Fighting for wetlands Court decision: Federal oversight crucial to protection of these valuable natural resources.

January 15, 1998

A FEDERAL COURT DECISION overturning Army Corps of Engineers protection of invaluable wetlands itself must be reversed, or there will be dramatic consequences for the Chesapeake Bay.

For decades, developers have argued that the federal law used by the corps to regulate all wetlands applied only to "navigable" waters, those related to transportation. That position has not prevailed in various legal cases.

But a three-judge appellate panel last monthdeclared "invalid" the corps' authority over most freshwater wetlands in Maryland, Virginia and the rest of the mid-Atlantic district. The implications for nationwide protection of these natural resources -- water filters, flood and erosion controls, wildlife habitat -- is unsettling.
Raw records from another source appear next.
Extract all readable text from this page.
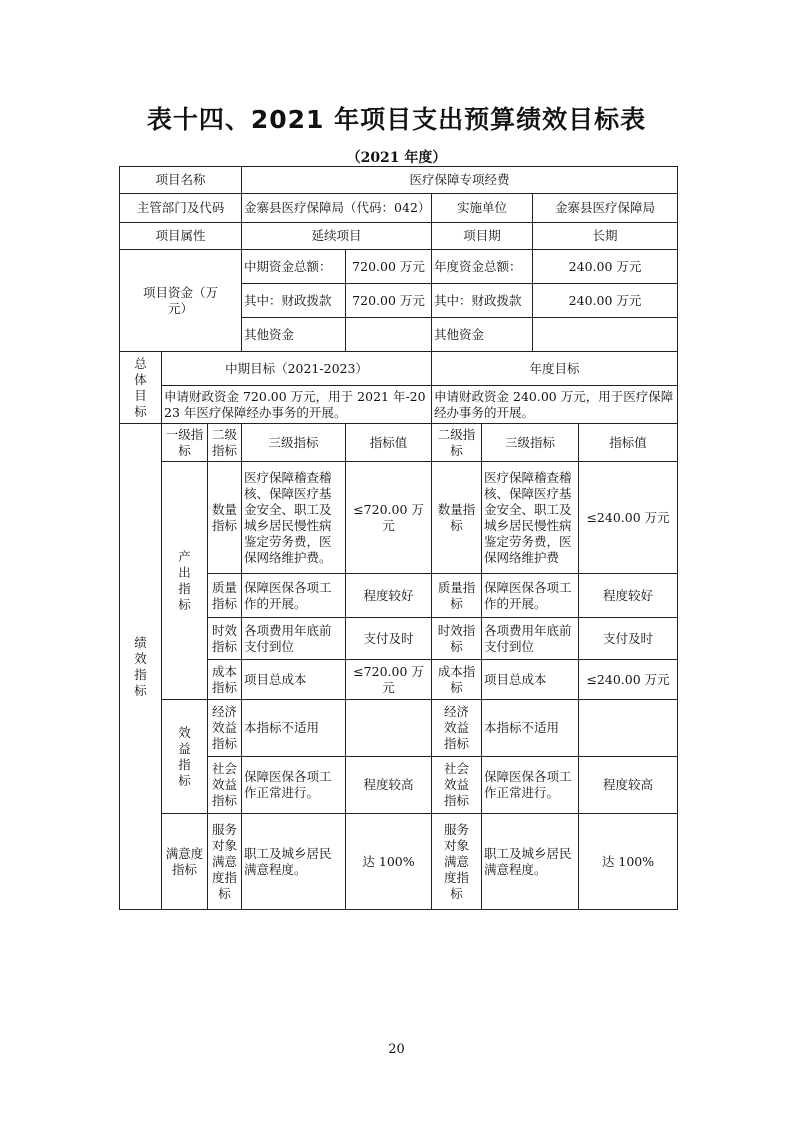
表十四、2021 年项目支出预算绩效目标表
（2021 年度）
项目名称			医疗保障专项经费					
主管部门及代码			金寨县医疗保障局（代码：042）		实施单位		金寨县医疗保障局	
项目属性			延续项目		项目期		长期	
项目资金（万元）			中期资金总额：	720.00 万元	年度资金总额：		240.00 万元	
			其中：财政拨款	720.00 万元	其中：财政拨款		240.00 万元	
			其他资金		其他资金			
总体目标	中期目标（2021-2023）				年度目标			
	申请财政资金 720.00 万元，用于 2021 年-2023 年医疗保障经办事务的开展。				申请财政资金 240.00 万元，用于医疗保障经办事务的开展。			
绩效指标	一级指标	二级指标	三级指标	指标值	二级指标	三级指标		指标值
	产出指标	数量指标	医疗保障稽查稽核、保障医疗基金安全、职工及城乡居民慢性病鉴定劳务费，医保网络维护费。	≤720.00 万元	数量指标	医疗保障稽查稽核、保障医疗基金安全、职工及城乡居民慢性病鉴定劳务费，医保网络维护费		≤240.00 万元
		质量指标	保障医保各项工作的开展。	程度较好	质量指标	保障医保各项工作的开展。		程度较好
		时效指标	各项费用年底前支付到位	支付及时	时效指标	各项费用年底前支付到位		支付及时
		成本指标	项目总成本	≤720.00 万元	成本指标	项目总成本		≤240.00 万元
	效益指标	经济效益指标	本指标不适用		经济效益指标	本指标不适用		
		社会效益指标	保障医保各项工作正常进行。	程度较高	社会效益指标	保障医保各项工作正常进行。		程度较高
	满意度指标	服务对象满意度指标	职工及城乡居民满意程度。	达 100%	服务对象满意度指标	职工及城乡居民满意程度。		达 100%
20
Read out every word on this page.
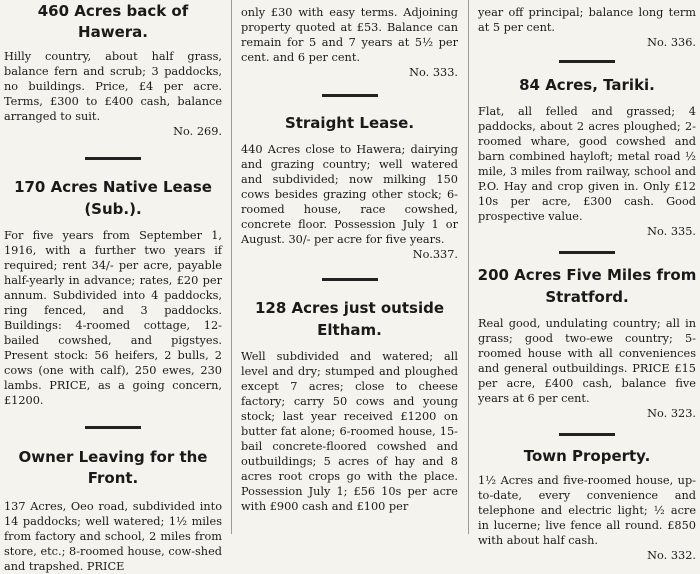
460 Acres back of Hawera.

Hilly country, about half grass, balance fern and scrub; 3 paddocks, no buildings. Price, £4 per acre. Terms, £300 to £400 cash, balance arranged to suit.
No. 269.

170 Acres Native Lease (Sub.).

For five years from September 1, 1916, with a further two years if required; rent 34/- per acre, payable half-yearly in advance; rates, £20 per annum. Subdivided into 4 paddocks, ring fenced, and 3 paddocks. Buildings: 4-roomed cottage, 12-bailed cowshed, and pigstyes. Present stock: 56 heifers, 2 bulls, 2 cows (one with calf), 250 ewes, 230 lambs. PRICE, as a going concern, £1200.

Owner Leaving for the Front.

137 Acres, Oeo road, subdivided into 14 paddocks; well watered; 1½ miles from factory and school, 2 miles from store, etc.; 8-roomed house, cow-shed and trapshed. PRICE

only £30 with easy terms. Adjoining property quoted at £53. Balance can remain for 5 and 7 years at 5½ per cent. and 6 per cent.
No. 333.

Straight Lease.

440 Acres close to Hawera; dairying and grazing country; well watered and subdivided; now milking 150 cows besides grazing other stock; 6-roomed house, race cowshed, concrete floor. Possession July 1 or August. 30/- per acre for five years.
No.337.

128 Acres just outside Eltham.

Well subdivided and watered; all level and dry; stumped and ploughed except 7 acres; close to cheese factory; carry 50 cows and young stock; last year received £1200 on butter fat alone; 6-roomed house, 15-bail concrete-floored cowshed and outbuildings; 5 acres of hay and 8 acres root crops go with the place. Possession July 1; £56 10s per acre with £900 cash and £100 per

year off principal; balance long term at 5 per cent.
No. 336.

84 Acres, Tariki.

Flat, all felled and grassed; 4 paddocks, about 2 acres ploughed; 2-roomed whare, good cowshed and barn combined hayloft; metal road ½ mile, 3 miles from railway, school and P.O. Hay and crop given in. Only £12 10s per acre, £300 cash. Good prospective value.
No. 335.

200 Acres Five Miles from Stratford.

Real good, undulating country; all in grass; good two-ewe country; 5-roomed house with all conveniences and general outbuildings. PRICE £15 per acre, £400 cash, balance five years at 6 per cent.
No. 323.

Town Property.

1½ Acres and five-roomed house, up-to-date, every convenience and telephone and electric light; ½ acre in lucerne; live fence all round. £850 with about half cash.
No. 332.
Maryland could be a major loser in this environmental battle. While the state has its own wetlands protection and permit laws, federal oversight (potential or real) is a strong deterrent to wetlands destruction. It's a tool that Maryland lawmakers have used to prompt action by the state agency in enforcing the state law. While the corps has delegated much wetlands responsibility to the state, the federal agency retains legal authority.
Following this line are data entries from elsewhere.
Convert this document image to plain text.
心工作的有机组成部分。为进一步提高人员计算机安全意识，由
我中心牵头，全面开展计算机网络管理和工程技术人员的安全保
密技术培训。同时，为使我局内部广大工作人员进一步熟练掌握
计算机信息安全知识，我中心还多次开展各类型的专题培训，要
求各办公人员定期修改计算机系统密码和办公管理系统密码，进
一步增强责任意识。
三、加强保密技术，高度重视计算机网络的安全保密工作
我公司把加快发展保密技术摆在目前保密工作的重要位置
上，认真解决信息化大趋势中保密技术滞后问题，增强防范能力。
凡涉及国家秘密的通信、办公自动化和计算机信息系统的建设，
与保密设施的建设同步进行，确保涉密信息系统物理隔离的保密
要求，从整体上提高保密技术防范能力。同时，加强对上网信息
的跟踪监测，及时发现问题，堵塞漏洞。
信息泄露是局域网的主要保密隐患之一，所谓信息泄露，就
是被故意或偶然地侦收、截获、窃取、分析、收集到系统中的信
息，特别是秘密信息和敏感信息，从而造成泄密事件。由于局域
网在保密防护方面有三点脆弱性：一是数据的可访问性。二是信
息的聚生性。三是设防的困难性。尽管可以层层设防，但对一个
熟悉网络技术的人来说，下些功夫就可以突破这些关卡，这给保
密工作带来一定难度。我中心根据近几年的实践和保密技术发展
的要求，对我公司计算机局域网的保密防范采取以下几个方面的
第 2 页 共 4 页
Maryland depends on its wetlands for critical environmental protections. Three-quarters of the state's marshland has been lost since Colonial times. Experts estimate that half the remaining 600,000 acres, and millions of acres nationwide, would be at risk under the 4th U.S. Circuit Court of Appeals' decision.
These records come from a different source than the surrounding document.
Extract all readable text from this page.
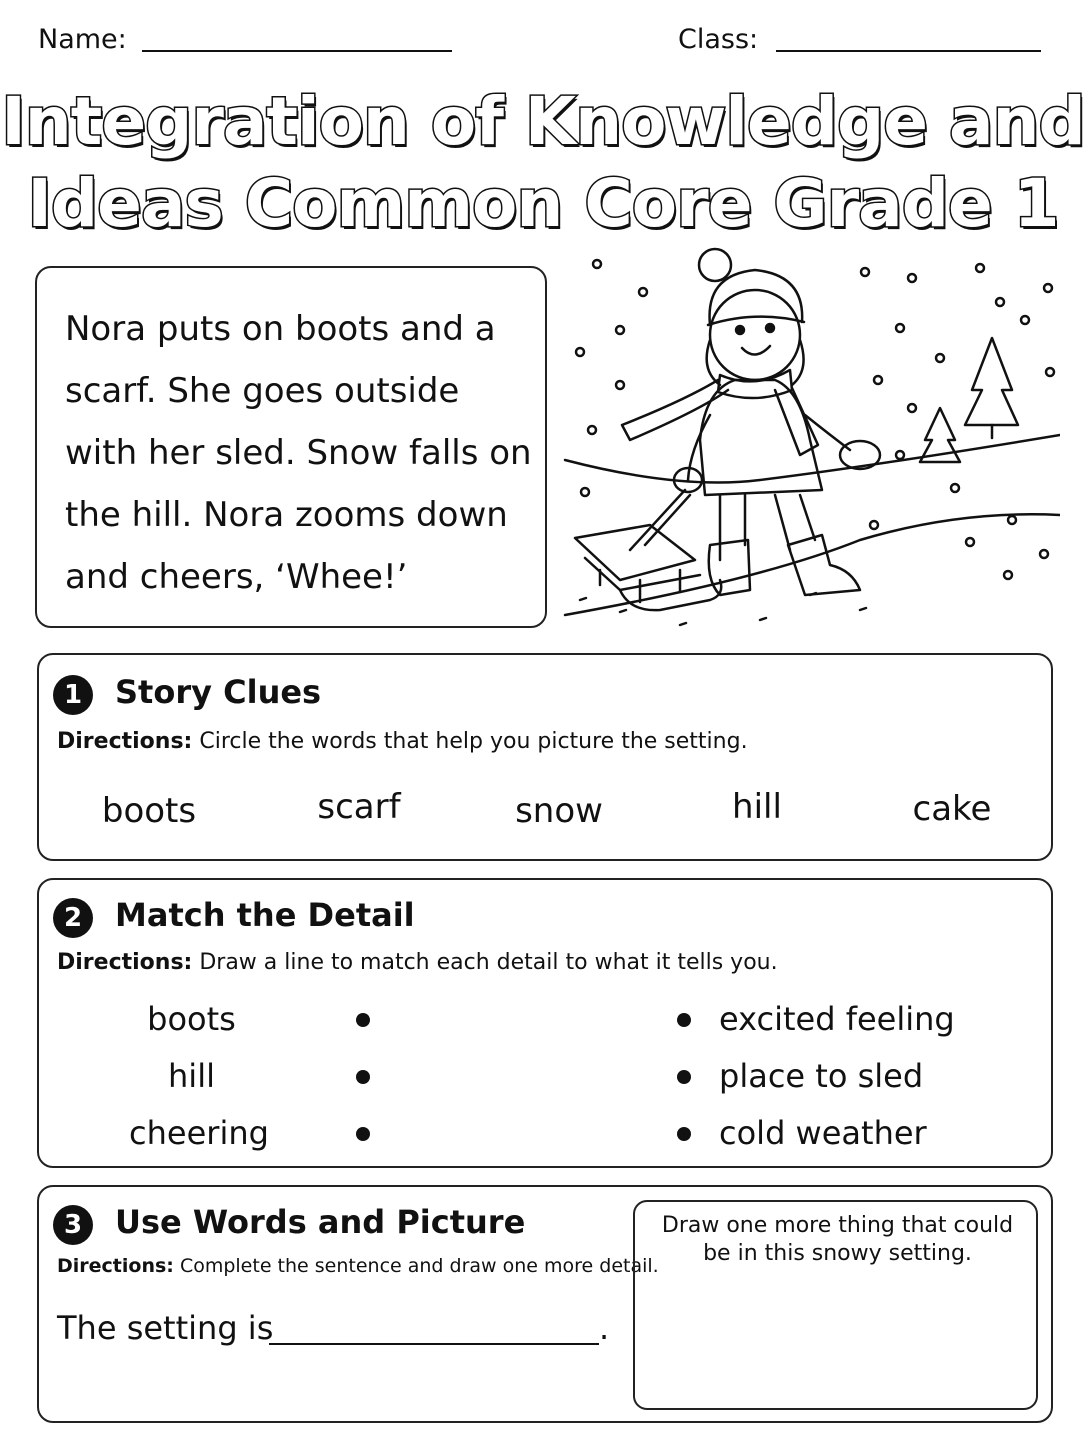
Name:	Class:
Integration of Knowledge and
Ideas Common Core Grade 1
Nora puts on boots and a scarf. She goes outside with her sled. Snow falls on the hill. Nora zooms down and cheers, ‘Whee!’
1	Story Clues
Directions: Circle the words that help you picture the setting.
boots	scarf	snow	hill	cake
2	Match the Detail
Directions: Draw a line to match each detail to what it tells you.
boots
hill
cheering
excited feeling
place to sled
cold weather
3	Use Words and Picture
Directions: Complete the sentence and draw one more detail.
The setting is	.
Draw one more thing that could be in this snowy setting.
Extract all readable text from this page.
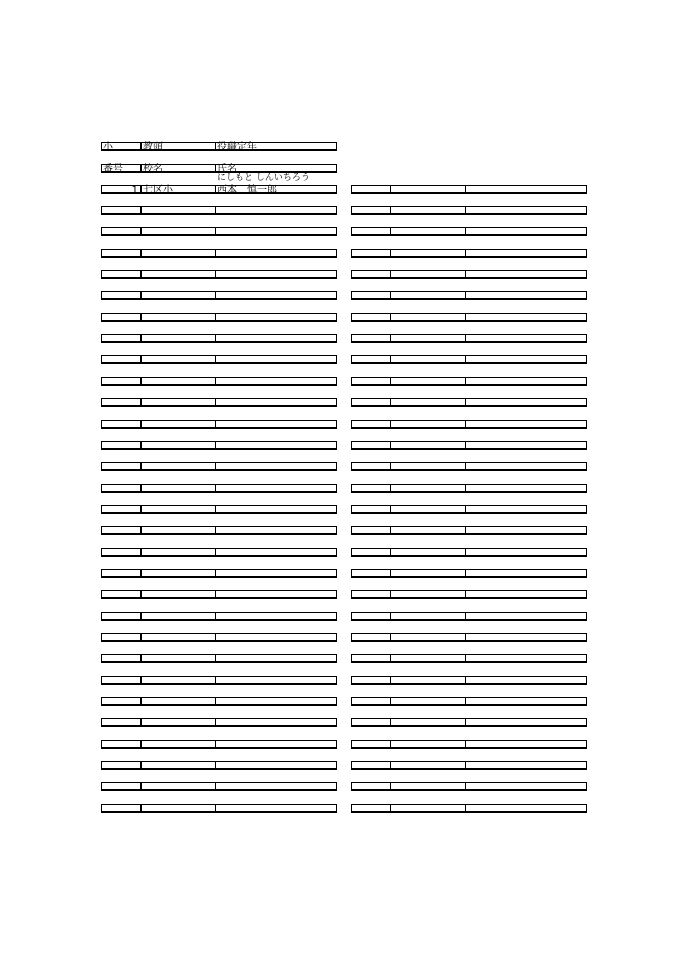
小	教頭	役職定年
番号	校名	氏名
にしもと しんいちろう
1 七区小	西本　慎一郎
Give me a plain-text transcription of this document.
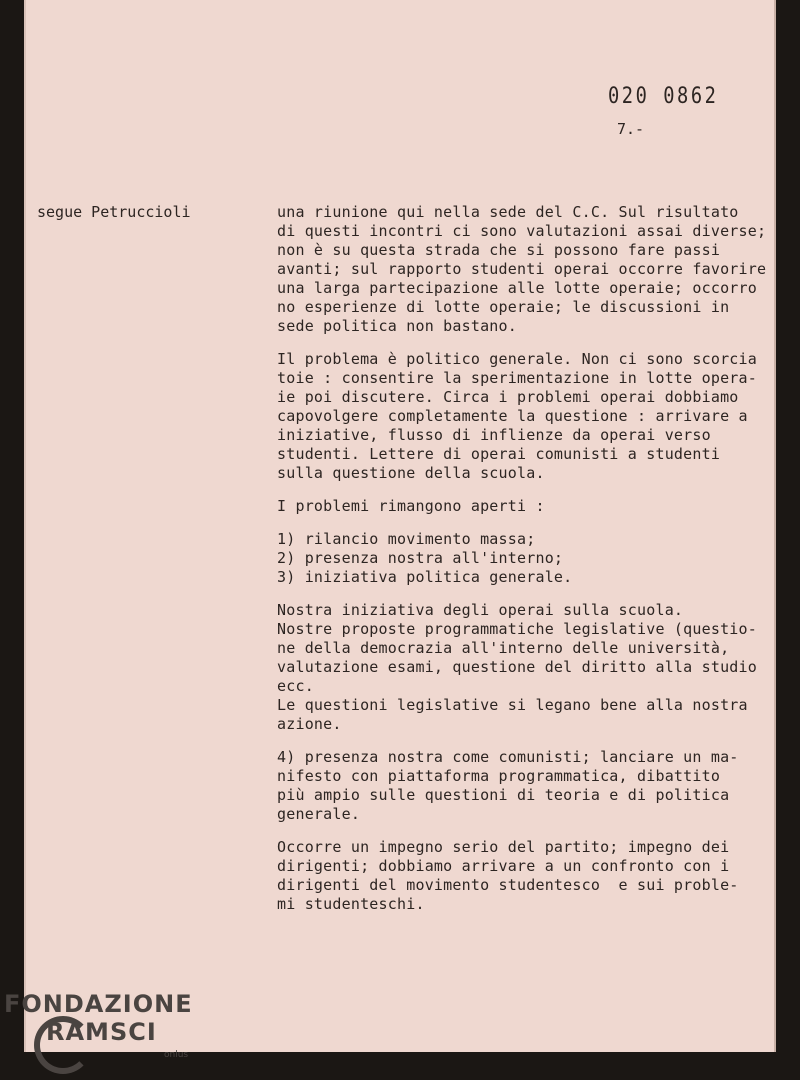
020 0862
7.-
segue Petruccioli	una riunione qui nella sede del C.C. Sul risultato
di questi incontri ci sono valutazioni assai diverse;
non è su questa strada che si possono fare passi
avanti; sul rapporto studenti operai occorre favorire
una larga partecipazione alle lotte operaie; occorro
no esperienze di lotte operaie; le discussioni in
sede politica non bastano.
Il problema è politico generale. Non ci sono scorcia
toie : consentire la sperimentazione in lotte opera-
ie poi discutere. Circa i problemi operai dobbiamo
capovolgere completamente la questione : arrivare a
iniziative, flusso di inflienze da operai verso
studenti. Lettere di operai comunisti a studenti
sulla questione della scuola.
I problemi rimangono aperti :
1) rilancio movimento massa;
2) presenza nostra all'interno;
3) iniziativa politica generale.
Nostra iniziativa degli operai sulla scuola.
Nostre proposte programmatiche legislative (questio-
ne della democrazia all'interno delle università,
valutazione esami, questione del diritto alla studio
ecc.
Le questioni legislative si legano bene alla nostra
azione.
4) presenza nostra come comunisti; lanciare un ma-
nifesto con piattaforma programmatica, dibattito
più ampio sulle questioni di teoria e di politica
generale.
Occorre un impegno serio del partito; impegno dei
dirigenti; dobbiamo arrivare a un confronto con i
dirigenti del movimento studentesco  e sui proble-
mi studenteschi.
FONDAZIONE
RAMSCI
onlus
The appeals panel acted on the conviction of developer James J. Wilson. He was convicted of willful violation of federal wetlands law in building the community of St. Charles in Charles County. In a 2-1 decision, the panel ordered a new trial for Mr. Wilson, concluding that the government needed stronger evidence to prove his knowing violation of the law. But the panel majority also declared that the affected site was too remote from "navigable waters" for the corps to have jurisdiction.

The Justice Department now has correctly asked the appeals court to reconsider its decision. Regardless of whether Mr. Wilson is retried, the appeals panel opinion seriously endangers our irreplaceable wetlands and our environment.